Cohorts
A cohort is a group of individuals with a shared characteristic. Cohorts are identified in quincunx by the cohort_symbol
variable. Participants in cohorts are used to define samples, which in turn, are used to assemble sample sets. For more details on the relationship between the concepts of cohorts, samples and sample sets, see vignette('cohorts-samples-sample-sets')
.
Given that study participants typically come from one or more catalogued cohorts and that cohorts can have a strong bias ancestry composition — i.e., most cohorts are mostly composed of European-ancestry individuals —, it can be really important to know which cohorts have been used at the different stages of a Polygenic Score (PGS) life cycle to assess the transferability of PGS performance1–3.
Getting cohorts
If you know beforehand the cohort acronyms (e.g., "23andMe"

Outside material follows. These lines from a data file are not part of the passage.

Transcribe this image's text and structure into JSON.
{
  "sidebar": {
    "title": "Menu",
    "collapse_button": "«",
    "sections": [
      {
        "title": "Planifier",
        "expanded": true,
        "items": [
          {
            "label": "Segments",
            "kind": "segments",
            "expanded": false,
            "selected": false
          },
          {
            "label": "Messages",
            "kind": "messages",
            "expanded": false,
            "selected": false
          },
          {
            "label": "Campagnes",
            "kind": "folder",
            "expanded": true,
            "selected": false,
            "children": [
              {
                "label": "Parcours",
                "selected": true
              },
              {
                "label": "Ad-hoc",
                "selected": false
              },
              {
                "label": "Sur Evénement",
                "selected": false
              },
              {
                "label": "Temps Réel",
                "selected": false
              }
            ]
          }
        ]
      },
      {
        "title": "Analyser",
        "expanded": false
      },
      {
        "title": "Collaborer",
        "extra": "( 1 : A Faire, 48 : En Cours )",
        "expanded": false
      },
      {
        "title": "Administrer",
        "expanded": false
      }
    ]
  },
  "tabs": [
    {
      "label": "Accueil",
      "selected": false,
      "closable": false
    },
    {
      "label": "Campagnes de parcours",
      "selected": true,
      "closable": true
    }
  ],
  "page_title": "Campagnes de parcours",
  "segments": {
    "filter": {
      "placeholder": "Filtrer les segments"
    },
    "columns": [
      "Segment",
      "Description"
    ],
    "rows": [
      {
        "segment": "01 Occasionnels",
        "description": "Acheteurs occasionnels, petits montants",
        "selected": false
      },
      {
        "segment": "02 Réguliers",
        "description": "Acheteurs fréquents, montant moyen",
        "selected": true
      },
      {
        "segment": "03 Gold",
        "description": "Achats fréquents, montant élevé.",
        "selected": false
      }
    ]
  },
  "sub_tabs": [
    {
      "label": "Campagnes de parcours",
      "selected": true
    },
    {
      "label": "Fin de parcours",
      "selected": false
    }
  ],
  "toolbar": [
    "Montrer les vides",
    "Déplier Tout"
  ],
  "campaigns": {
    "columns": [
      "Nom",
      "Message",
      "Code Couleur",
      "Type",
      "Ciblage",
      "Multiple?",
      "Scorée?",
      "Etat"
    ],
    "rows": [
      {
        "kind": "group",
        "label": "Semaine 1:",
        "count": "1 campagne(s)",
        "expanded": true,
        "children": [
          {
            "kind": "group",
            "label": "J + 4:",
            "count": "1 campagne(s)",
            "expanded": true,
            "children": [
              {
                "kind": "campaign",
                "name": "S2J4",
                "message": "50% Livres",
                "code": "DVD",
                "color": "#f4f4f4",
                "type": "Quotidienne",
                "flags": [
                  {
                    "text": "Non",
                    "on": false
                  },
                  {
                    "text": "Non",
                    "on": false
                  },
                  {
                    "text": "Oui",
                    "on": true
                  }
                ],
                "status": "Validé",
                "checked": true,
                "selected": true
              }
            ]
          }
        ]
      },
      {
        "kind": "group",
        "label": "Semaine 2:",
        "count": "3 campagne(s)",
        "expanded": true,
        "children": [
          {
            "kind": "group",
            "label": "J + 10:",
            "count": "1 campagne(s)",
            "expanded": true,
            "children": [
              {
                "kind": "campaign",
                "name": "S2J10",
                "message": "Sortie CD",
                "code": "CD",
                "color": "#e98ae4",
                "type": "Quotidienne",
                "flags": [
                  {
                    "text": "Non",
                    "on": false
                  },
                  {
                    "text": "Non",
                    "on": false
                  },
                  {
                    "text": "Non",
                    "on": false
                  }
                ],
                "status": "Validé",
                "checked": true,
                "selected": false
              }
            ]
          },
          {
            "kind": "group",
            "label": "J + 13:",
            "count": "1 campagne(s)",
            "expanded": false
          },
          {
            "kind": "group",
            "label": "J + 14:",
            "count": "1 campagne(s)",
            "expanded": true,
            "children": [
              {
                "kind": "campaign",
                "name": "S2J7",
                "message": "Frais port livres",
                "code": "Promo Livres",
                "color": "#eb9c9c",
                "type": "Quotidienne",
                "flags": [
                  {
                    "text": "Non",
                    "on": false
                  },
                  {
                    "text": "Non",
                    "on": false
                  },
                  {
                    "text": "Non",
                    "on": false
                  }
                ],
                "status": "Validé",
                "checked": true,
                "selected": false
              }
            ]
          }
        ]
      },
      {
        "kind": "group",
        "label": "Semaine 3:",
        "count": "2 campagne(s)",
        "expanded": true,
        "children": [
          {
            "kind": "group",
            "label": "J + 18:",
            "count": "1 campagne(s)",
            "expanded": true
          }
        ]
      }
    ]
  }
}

) that you are interested in, then you can get their full name and associated PGS identifiers using the get_cohorts()
function by providing their symbols with the parameter cohort_symbol
:
library(quincunx)
get_cohorts(cohort_symbol = '23andMe')
#> An object of class "cohorts"
#> Slot "cohorts":
#> # A tibble: 1 × 2
#> cohort_symbol cohort_name
#> <chr> <chr>
#> 1 23andMe 23andMe
#>
#> Slot "pgs_ids":
#> # A tibble: 18 × 3
#> cohort_symbol pgs_id stage
#> <chr> <chr> <chr>
#> 1 23andMe PGS000336 gwas/dev
#> 2 23andMe PGS000730 gwas/dev
#> 3 23andMe PGS000731 gwas/dev
#> 4 23andMe PGS000732 gwas/dev
#> 5 23andMe PGS000766 gwas/dev
#> 6 23andMe PGS000767 gwas/dev
#> 7 23andMe PGS000780 gwas/dev
#> 8 23andMe PGS000790 gwas/dev
#> 9 23andMe PGS000800 gwas/dev
#> 10 23andMe PGS000810 gwas/dev
#> 11 23andMe PGS000867 gwas/dev
#> 12 23andMe PGS000902 gwas/dev
#> 13 23andMe PGS000903 gwas/dev
#> 14 23andMe PGS001774 gwas/dev
#> 15 23andMe PGS002235 gwas/dev
#> 16 23andMe PGS000730 eval
#> 17 23andMe PGS000731 eval
#> 18 23andMe PGS000732 eval
The pgs_ids
slot contains a tibble of associated PGS identifiers with the queried cohorts. The stage
variable indicates the PGS stage in which the cohort was used.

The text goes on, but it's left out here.